Forgent Power Solutions, Inc. (NYSE:FPS – Get Free Report)’s share price was up 8% during mid-day trading on Monday . The stock traded as high as $33.80 and last traded at $33.45. Approximately 986,344 shares were traded during mid-day trading, a decline of 66% from the average daily volume of 2,925,026 shares. The stock had previously closed at $30.97.
Analysts Set New Price Targets
A number of research firms recently commented on FPS. KeyCorp began coverage on shares of Forgent Power Solutions in a report on Monday, March 2nd. They set an “overweight” rating and a $41.00 price target for the company. Zacks Research upgraded shares of Forgent Power Solutions to a “hold” rating in a research report on Tuesday, March 10th. Barclays assumed coverage on shares of Forgent Power Solutions in a research note on Monday, March 2nd. They set an “overweight” rating and a $44.00 price objective for the company. TD Cowen began coverage on Forgent Power Solutions in a research note on Monday, March 2nd. They issued a “buy” rating and a $45.00 target price on the stock. Finally, Bank of America started coverage on Forgent Power Solutions in a report on Monday, March 2nd. They set a “buy” rating and a $48.00 price target on the stock. Nine equities research analysts have rated the stock with a Buy rating and two have given a Hold rating to the company. According to data from MarketBeat.com, the stock has an average rating of “Moderate Buy” and an average target price of $43.30.
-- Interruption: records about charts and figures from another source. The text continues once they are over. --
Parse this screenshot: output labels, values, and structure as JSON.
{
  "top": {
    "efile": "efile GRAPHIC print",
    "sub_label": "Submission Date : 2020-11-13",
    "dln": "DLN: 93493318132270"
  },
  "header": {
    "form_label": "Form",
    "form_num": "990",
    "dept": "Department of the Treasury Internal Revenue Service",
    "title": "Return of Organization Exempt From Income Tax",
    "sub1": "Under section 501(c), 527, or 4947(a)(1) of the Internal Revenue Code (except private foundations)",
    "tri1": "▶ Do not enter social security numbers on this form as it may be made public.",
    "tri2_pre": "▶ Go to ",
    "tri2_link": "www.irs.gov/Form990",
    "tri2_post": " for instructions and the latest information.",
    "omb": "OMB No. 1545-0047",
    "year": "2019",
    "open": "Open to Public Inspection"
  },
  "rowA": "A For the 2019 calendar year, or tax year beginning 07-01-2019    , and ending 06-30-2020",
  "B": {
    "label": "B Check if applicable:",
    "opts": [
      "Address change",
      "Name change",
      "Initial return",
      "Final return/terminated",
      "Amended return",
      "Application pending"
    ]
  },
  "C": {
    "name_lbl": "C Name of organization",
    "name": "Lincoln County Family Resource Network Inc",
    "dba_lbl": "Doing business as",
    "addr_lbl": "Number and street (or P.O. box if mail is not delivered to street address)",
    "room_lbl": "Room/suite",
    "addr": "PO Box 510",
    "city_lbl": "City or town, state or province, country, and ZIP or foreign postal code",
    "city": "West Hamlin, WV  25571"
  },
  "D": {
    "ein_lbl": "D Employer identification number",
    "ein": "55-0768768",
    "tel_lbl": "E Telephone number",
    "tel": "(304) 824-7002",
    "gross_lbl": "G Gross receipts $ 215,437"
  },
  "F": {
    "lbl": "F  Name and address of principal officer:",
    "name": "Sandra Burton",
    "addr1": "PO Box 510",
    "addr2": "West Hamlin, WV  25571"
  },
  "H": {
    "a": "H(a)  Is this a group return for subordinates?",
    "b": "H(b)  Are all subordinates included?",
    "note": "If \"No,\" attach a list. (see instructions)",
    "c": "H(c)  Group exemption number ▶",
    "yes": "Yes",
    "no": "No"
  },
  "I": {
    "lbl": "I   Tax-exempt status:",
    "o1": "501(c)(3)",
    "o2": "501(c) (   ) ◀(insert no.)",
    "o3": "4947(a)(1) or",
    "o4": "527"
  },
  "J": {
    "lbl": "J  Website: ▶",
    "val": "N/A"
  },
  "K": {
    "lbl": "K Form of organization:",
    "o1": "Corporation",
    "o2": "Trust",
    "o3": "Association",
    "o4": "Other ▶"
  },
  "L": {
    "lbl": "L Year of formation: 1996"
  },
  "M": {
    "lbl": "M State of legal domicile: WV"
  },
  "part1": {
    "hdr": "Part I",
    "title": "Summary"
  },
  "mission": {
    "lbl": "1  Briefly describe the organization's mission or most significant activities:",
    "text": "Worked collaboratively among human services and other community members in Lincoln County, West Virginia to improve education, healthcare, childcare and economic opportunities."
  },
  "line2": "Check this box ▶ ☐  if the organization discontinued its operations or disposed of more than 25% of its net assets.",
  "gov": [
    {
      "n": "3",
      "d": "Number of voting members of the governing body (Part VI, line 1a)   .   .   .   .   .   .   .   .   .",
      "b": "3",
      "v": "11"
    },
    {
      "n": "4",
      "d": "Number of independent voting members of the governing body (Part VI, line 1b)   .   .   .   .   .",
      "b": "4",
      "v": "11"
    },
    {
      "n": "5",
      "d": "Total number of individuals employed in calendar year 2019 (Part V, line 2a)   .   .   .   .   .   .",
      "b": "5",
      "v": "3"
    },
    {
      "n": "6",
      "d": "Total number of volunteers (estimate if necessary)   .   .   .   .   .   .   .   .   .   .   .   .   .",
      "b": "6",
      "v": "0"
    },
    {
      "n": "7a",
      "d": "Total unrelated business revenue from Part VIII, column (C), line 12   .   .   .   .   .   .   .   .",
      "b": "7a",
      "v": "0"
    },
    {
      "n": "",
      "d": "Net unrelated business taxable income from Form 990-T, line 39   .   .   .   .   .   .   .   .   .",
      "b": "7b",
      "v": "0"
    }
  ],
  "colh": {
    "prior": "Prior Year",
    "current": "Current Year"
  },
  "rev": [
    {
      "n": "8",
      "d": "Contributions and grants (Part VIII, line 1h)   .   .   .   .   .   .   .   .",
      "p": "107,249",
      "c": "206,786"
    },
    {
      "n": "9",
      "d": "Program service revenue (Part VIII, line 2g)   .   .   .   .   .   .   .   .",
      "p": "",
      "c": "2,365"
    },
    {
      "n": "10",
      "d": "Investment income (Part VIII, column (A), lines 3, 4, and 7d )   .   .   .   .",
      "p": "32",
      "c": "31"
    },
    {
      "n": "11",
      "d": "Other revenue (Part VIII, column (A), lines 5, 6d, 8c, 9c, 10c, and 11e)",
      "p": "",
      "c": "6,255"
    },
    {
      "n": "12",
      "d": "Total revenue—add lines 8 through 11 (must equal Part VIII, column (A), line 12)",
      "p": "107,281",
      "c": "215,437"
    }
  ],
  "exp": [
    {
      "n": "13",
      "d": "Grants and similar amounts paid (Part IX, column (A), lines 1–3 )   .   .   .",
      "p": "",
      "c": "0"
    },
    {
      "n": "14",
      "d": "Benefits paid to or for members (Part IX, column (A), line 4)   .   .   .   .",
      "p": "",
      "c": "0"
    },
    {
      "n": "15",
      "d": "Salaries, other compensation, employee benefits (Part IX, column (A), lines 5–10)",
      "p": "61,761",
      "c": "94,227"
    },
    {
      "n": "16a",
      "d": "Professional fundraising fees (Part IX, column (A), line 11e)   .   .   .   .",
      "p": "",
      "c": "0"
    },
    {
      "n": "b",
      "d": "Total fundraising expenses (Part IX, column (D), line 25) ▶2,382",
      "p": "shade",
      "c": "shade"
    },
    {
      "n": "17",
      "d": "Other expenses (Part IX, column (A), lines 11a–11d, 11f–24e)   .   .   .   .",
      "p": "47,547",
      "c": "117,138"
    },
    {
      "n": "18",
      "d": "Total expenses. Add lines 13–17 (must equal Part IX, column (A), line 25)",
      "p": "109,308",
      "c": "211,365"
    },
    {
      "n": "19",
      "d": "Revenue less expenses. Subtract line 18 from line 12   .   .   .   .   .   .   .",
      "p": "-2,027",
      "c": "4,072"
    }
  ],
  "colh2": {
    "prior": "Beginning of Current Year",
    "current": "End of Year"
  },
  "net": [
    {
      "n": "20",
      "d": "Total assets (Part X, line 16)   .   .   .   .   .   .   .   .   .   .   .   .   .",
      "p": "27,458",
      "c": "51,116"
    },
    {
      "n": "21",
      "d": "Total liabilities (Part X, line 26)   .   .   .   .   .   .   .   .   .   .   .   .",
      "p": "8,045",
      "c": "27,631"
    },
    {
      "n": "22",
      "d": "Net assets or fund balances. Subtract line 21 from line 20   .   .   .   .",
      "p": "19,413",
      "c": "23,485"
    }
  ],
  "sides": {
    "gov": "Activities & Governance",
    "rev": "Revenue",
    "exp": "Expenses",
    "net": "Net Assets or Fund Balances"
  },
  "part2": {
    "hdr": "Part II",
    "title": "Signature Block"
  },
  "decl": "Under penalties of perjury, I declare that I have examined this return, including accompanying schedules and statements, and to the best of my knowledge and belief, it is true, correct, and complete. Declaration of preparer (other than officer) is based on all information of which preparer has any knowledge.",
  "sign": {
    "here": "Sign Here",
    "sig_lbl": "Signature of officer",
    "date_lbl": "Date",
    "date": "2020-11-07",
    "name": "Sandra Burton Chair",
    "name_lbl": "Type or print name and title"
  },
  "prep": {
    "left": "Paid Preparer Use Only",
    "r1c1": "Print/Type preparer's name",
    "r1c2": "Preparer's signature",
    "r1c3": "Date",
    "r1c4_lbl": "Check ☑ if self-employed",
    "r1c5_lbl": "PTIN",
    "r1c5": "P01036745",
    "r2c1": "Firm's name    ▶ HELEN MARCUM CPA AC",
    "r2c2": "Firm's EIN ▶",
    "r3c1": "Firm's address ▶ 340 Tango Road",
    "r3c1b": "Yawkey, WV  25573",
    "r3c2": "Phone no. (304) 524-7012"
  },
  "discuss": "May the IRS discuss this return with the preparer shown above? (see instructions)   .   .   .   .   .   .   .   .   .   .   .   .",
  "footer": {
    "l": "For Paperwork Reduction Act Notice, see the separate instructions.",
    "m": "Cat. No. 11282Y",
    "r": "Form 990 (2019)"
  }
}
Read Our Latest Analysis on Forgent Power Solutions
Forgent Power Solutions Price Performance
Forgent Power Solutions Company Profile
We are a leading designer and manufacturer of electrical distribution equipment used in data centers, the power grid and energy-intensive industrial facilities. Demand for our products is growing rapidly as (i) companies accelerate investment in data centers to meet the computational requirements for cloud computing and AI, (ii) independent power producers build new generation capacity to satisfy rising electricity demand, (iii) utilities upgrade and expand T&D infrastructure to address rapid load growth and (iv) manufacturers reshore their factories to secure their supply chains and mitigate the impact of tariffs.